Nieco mniejsze L880 mają analogiczną konfigurację, tylko niskotonowe o średnicy 18-cm, zamiast 20-cm. I na tym koniec wolnostojących! Jeszcze tylko podstawkowe, trójdrożne L830, i już w ogóle koniec modeli, które nadają się do klasycznych systemów stereofonicznych.
Ale wcale nie koniec serii Studio L... a w zasadzie dopiero początek. Są więc dwie konstrukcje centralne - jedna trójdrożna, druga czterodrożna (tutaj zestaw głośników taki, jak w L880, tylko inaczej ustawionych), i dwie przeznaczone do roli satelitów - ale nie w formie podstawkowców, lecz wyraźnie do powieszenia na ścianie, i ponownie do wyboru trójdrożna i czterodrożna.
Zwłaszcza ta druga, ze względu na nietypowe rozmieszczenie głośników (jeden niskotonowy z boku sekcji średnio-wysokotonowej), prezentuje się bardzo profi. I jeszcze subwoofer - tutaj producent wyhamował z wielodrożnością, i zastosował jeden 30-cm głośnik z 600-watowym wzmacniaczem.
Sekcję niskotonową JBL L890 tworzą dwa głośniki 20-cm, a w L880 tylko 18-cm. Jak uzasadnić czterodrożność przy tak umiarkowanej średnicy niskotonowych? Przecież głośniki 18-cm, a nawet wiele 20-cm, jest zdolnych do pracy jako nisko-średniotonowe, czyli w układach dwudro żnych.
Dobrze, dajmy już ten średniotonowy, dojdziemy w ten sposób do układu trójdrożnego, i na tym koniec. Dalsze dzielenie środka pasma na mniejsze podzakresy byłoby już dzieleniem włosa na czworo i pomysłem wyłącznie marketingowym.
JBL zrealizował więc koncepcję czterodrożości w inny sposób, którego nie można tak łatwo poddać krytyce - dodał bowiem przetwornik superwysokotonowy, uzasadniając to w sposób już rutynowy, a nawet trochę nieaktualny: "Studio L przynosi prawdziwe brzmienie studyjne do współczesnych źródeł SACD."
Nawet audiofile powoli zapominają o tym, co znaczy skrót SACD, nie mówiąc o tym, jak wielu klientów w ogóle nie zdążyło się dowiedzieć, o co w tym wszystkim chodzi(ło).
Ale poprawa, najogólniej rzecz ujmując, przetwarzania wysokich tonów, zawsze jest mile widziana.

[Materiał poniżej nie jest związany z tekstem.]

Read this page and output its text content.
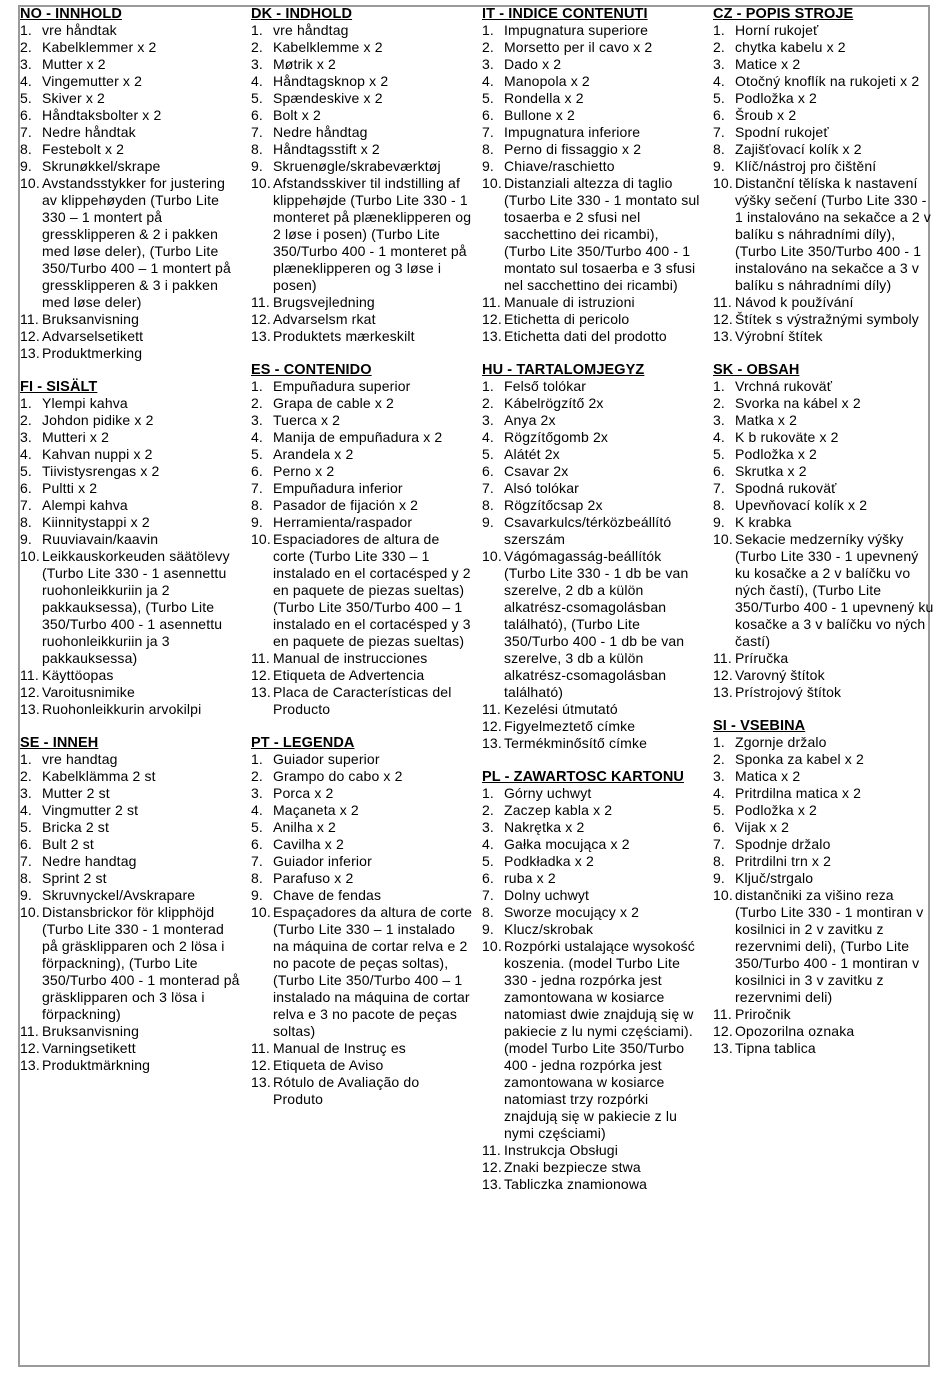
NO - INNHOLD
1. vre håndtak
2. Kabelklemmer x 2
3. Mutter x 2
4. Vingemutter x 2
5. Skiver x 2
6. Håndtaksbolter x 2
7. Nedre håndtak
8. Festebolt x 2
9. Skrunøkkel/skrape
10. Avstandsstykker for justering av klippehøyden (Turbo Lite 330 – 1 montert på gressklipperen & 2 i pakken med løse deler), (Turbo Lite 350/Turbo 400 – 1 montert på gressklipperen & 3 i pakken med løse deler)
11. Bruksanvisning
12. Advarselsetikett
13. Produktmerking
FI - SISÄLT
1. Ylempi kahva
2. Johdon pidike x 2
3. Mutteri x 2
4. Kahvan nuppi x 2
5. Tiivistysrengas x 2
6. Pultti x 2
7. Alempi kahva
8. Kiinnitystappi x 2
9. Ruuviavain/kaavin
10. Leikkauskorkeuden säätölevy (Turbo Lite 330 - 1 asennettu ruohonleikkuriin ja 2 pakkauksessa), (Turbo Lite 350/Turbo 400 - 1 asennettu ruohonleikkuriin ja 3 pakkauksessa)
11. Käyttöopas
12. Varoitusnimike
13. Ruohonleikkurin arvokilpi
SE - INNEH
1. vre handtag
2. Kabelklämma 2 st
3. Mutter 2 st
4. Vingmutter 2 st
5. Bricka 2 st
6. Bult 2 st
7. Nedre handtag
8. Sprint 2 st
9. Skruvnyckel/Avskrapare
10. Distansbrickor för klipphöjd (Turbo Lite 330 - 1 monterad på gräsklipparen och 2 lösa i förpackning), (Turbo Lite 350/Turbo 400 - 1 monterad på gräsklipparen och 3 lösa i förpackning)
11. Bruksanvisning
12. Varningsetikett
13. Produktmärkning
DK - INDHOLD
1. vre håndtag
2. Kabelklemme x 2
3. Møtrik x 2
4. Håndtagsknop x 2
5. Spændeskive x 2
6. Bolt x 2
7. Nedre håndtag
8. Håndtagsstift x 2
9. Skruenøgle/skrabeværktøj
10. Afstandsskiver til indstilling af klippehøjde (Turbo Lite 330 - 1 monteret på plæneklipperen og 2 løse i posen) (Turbo Lite 350/Turbo 400 - 1 monteret på plæneklipperen og 3 løse i posen)
11. Brugsvejledning
12. Advarselsm rkat
13. Produktets mærkeskilt
ES - CONTENIDO
1. Empuñadura superior
2. Grapa de cable x 2
3. Tuerca x 2
4. Manija de empuñadura x 2
5. Arandela x 2
6. Perno x 2
7. Empuñadura inferior
8. Pasador de fijación x 2
9. Herramienta/raspador
10. Espaciadores de altura de corte (Turbo Lite 330 – 1 instalado en el cortacésped y 2 en paquete de piezas sueltas) (Turbo Lite 350/Turbo 400 – 1 instalado en el cortacésped y 3 en paquete de piezas sueltas)
11. Manual de instrucciones
12. Etiqueta de Advertencia
13. Placa de Características del Producto
PT - LEGENDA
1. Guiador superior
2. Grampo do cabo x 2
3. Porca x 2
4. Maçaneta x 2
5. Anilha x 2
6. Cavilha x 2
7. Guiador inferior
8. Parafuso x 2
9. Chave de fendas
10. Espaçadores da altura de corte (Turbo Lite 330 – 1 instalado na máquina de cortar relva e 2 no pacote de peças soltas), (Turbo Lite 350/Turbo 400 – 1 instalado na máquina de cortar relva e 3 no pacote de peças soltas)
11. Manual de Instruç es
12. Etiqueta de Aviso
13. Rótulo de Avaliação do Produto
IT - INDICE CONTENUTI
1. Impugnatura superiore
2. Morsetto per il cavo x 2
3. Dado x 2
4. Manopola x 2
5. Rondella x 2
6. Bullone x 2
7. Impugnatura inferiore
8. Perno di fissaggio x 2
9. Chiave/raschietto
10. Distanziali altezza di taglio (Turbo Lite 330 - 1 montato sul tosaerba e 2 sfusi nel sacchettino dei ricambi), (Turbo Lite 350/Turbo 400 - 1 montato sul tosaerba e 3 sfusi nel sacchettino dei ricambi)
11. Manuale di istruzioni
12. Etichetta di pericolo
13. Etichetta dati del prodotto
HU - TARTALOMJEGYZ
1. Felső tolókar
2. Kábelrögzítő 2x
3. Anya 2x
4. Rögzítőgomb 2x
5. Alátét 2x
6. Csavar 2x
7. Alsó tolókar
8. Rögzítőcsap 2x
9. Csavarkulcs/térközbeállító szerszám
10. Vágómagasság-beállítók (Turbo Lite 330 - 1 db be van szerelve, 2 db a külön alkatrész-csomagolásban található), (Turbo Lite 350/Turbo 400 - 1 db be van szerelve, 3 db a külön alkatrész-csomagolásban található)
11. Kezelési útmutató
12. Figyelmeztető címke
13. Termékminősítő címke
PL - ZAWARTOSC KARTONU
1. Górny uchwyt
2. Zaczep kabla x 2
3. Nakrętka x 2
4. Gałka mocująca x 2
5. Podkładka x 2
6. ruba x 2
7. Dolny uchwyt
8. Sworze mocujący x 2
9. Klucz/skrobak
10. Rozpórki ustalające wysokość koszenia. (model Turbo Lite 330 - jedna rozpórka jest zamontowana w kosiarce natomiast dwie znajdują się w pakiecie z lu nymi częściami). (model Turbo Lite 350/Turbo 400 - jedna rozpórka jest zamontowana w kosiarce natomiast trzy rozpórki znajdują się w pakiecie z lu nymi częściami)
11. Instrukcja Obsługi
12. Znaki bezpiecze stwa
13. Tabliczka znamionowa
CZ - POPIS STROJE
1. Horní rukojeť
2. chytka kabelu x 2
3. Matice x 2
4. Otočný knoflík na rukojeti x 2
5. Podložka x 2
6. Šroub x 2
7. Spodní rukojeť
8. Zajišťovací kolík x 2
9. Klíč/nástroj pro čištění
10. Distanční tělíska k nastavení výšky sečení (Turbo Lite 330 - 1 instalováno na sekačce a 2 v balíku s náhradními díly), (Turbo Lite 350/Turbo 400 - 1 instalováno na sekačce a 3 v balíku s náhradními díly)
11. Návod k používání
12. Štítek s výstražnými symboly
13. Výrobní štítek
SK - OBSAH
1. Vrchná rukoväť
2. Svorka na kábel x 2
3. Matka x 2
4. K b rukoväte x 2
5. Podložka x 2
6. Skrutka x 2
7. Spodná rukoväť
8. Upevňovací kolík x 2
9. K krabka
10. Sekacie medzerníky výšky (Turbo Lite 330 - 1 upevnený ku kosačke a 2 v balíčku vo ných častí), (Turbo Lite 350/Turbo 400 - 1 upevnený ku kosačke a 3 v balíčku vo ných častí)
11. Príručka
12. Varovný štítok
13. Prístrojový štítok
SI - VSEBINA
1. Zgornje držalo
2. Sponka za kabel x 2
3. Matica x 2
4. Pritrdilna matica x 2
5. Podložka x 2
6. Vijak x 2
7. Spodnje držalo
8. Pritrdilni trn x 2
9. Ključ/strgalo
10. distančniki za višino reza (Turbo Lite 330 - 1 montiran v kosilnici in 2 v zavitku z rezervnimi deli), (Turbo Lite 350/Turbo 400 - 1 montiran v kosilnici in 3 v zavitku z rezervnimi deli)
11. Priročnik
12. Opozorilna oznaka
13. Tipna tablica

Przetworniki wysokotonowe zastosowane przez JBL-a są nie mniej oryginalne, niż cały układ. Podstawowy głośnik do obsługi tego zakresu (który można spotkać w konstrukcjach tańszej serii Northridge, pracujący tam samodzielnie), to jednocalowa kopułka z tytanu, zainstalowana w krótkiej tubce (zwanej też falowodem) o firmowym profilu EOS.
Supertweeter, przytulony od góry do obudowy tweetera (jak najmniejsza odległość między nimi poprawia charakterystyki kierunkowe), ma jeszcze bardziej tubowy charakter - 19-mm mylarowa kopułka ukryta jest w głębokim profilu Bi-Radial, w dodatku za typowym dla głośników tubowych dyfuzorze.

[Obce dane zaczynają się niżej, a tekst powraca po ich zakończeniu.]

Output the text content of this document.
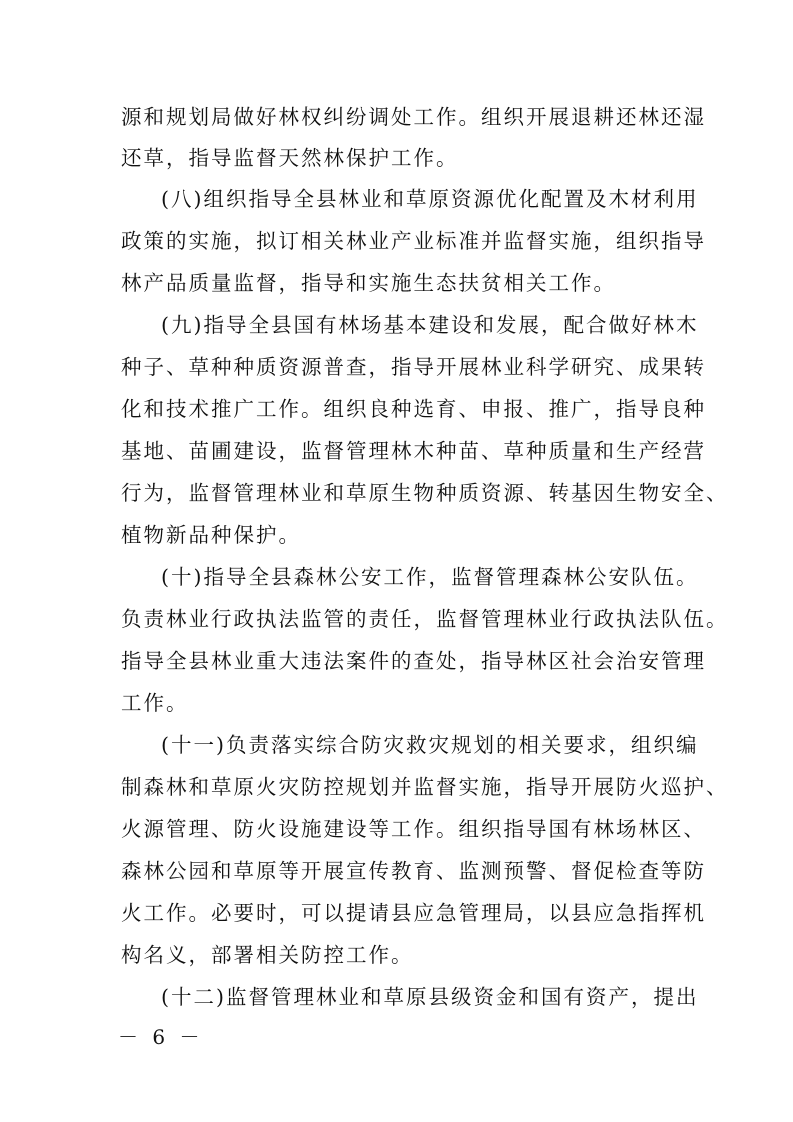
源和规划局做好林权纠纷调处工作。组织开展退耕还林还湿
还草，指导监督天然林保护工作。
(八)组织指导全县林业和草原资源优化配置及木材利用
政策的实施，拟订相关林业产业标准并监督实施，组织指导
林产品质量监督，指导和实施生态扶贫相关工作。
(九)指导全县国有林场基本建设和发展，配合做好林木
种子、草种种质资源普查，指导开展林业科学研究、成果转
化和技术推广工作。组织良种选育、申报、推广，指导良种
基地、苗圃建设，监督管理林木种苗、草种质量和生产经营
行为，监督管理林业和草原生物种质资源、转基因生物安全、
植物新品种保护。
(十)指导全县森林公安工作，监督管理森林公安队伍。
负责林业行政执法监管的责任，监督管理林业行政执法队伍。
指导全县林业重大违法案件的查处，指导林区社会治安管理
工作。
(十一)负责落实综合防灾救灾规划的相关要求，组织编
制森林和草原火灾防控规划并监督实施，指导开展防火巡护、
火源管理、防火设施建设等工作。组织指导国有林场林区、
森林公园和草原等开展宣传教育、监测预警、督促检查等防
火工作。必要时，可以提请县应急管理局，以县应急指挥机
构名义，部署相关防控工作。
(十二)监督管理林业和草原县级资金和国有资产，提出
－ 6 －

JBL podaje, że częstotliwość podziału między wysokotonowym a superwysokotonowym wynosi 20kHz, czyli przetwornik mylarowy miałby przetwarzać rzeczywiście częstotliwości ponadakustyczne, a dzięki jego działaniu pasmo całego zespołu ma sięgać aż do 40kHz.
Jakie są rzeczywiste możliwości tego rozwiązania, wyjaśniamy dokładniej w rozdziale obok. Niemierzalnym i niesłyszalnym, ale widzialny faktem jest, że parka utubionych tweeterów prezentuje się niebanalnie i agresywnie.
Między sekcję wysokotonową a niskotonową wcisnął się 10-cm średniotonowy, dla którego wygospodarowano w obudowie małą komorę, tylko ok. pół litra, ale głośnik jest przecież niewielki, a częstotliwość podziału ustalono już w zakresie częstotliwości średnich - przy 700Hz - a więc w bezpiecznym dystansie od okolic częstotliwości rezonansowej tego głośnika, nawet gdyby leżała ona w tej sytuacji dość wysoko.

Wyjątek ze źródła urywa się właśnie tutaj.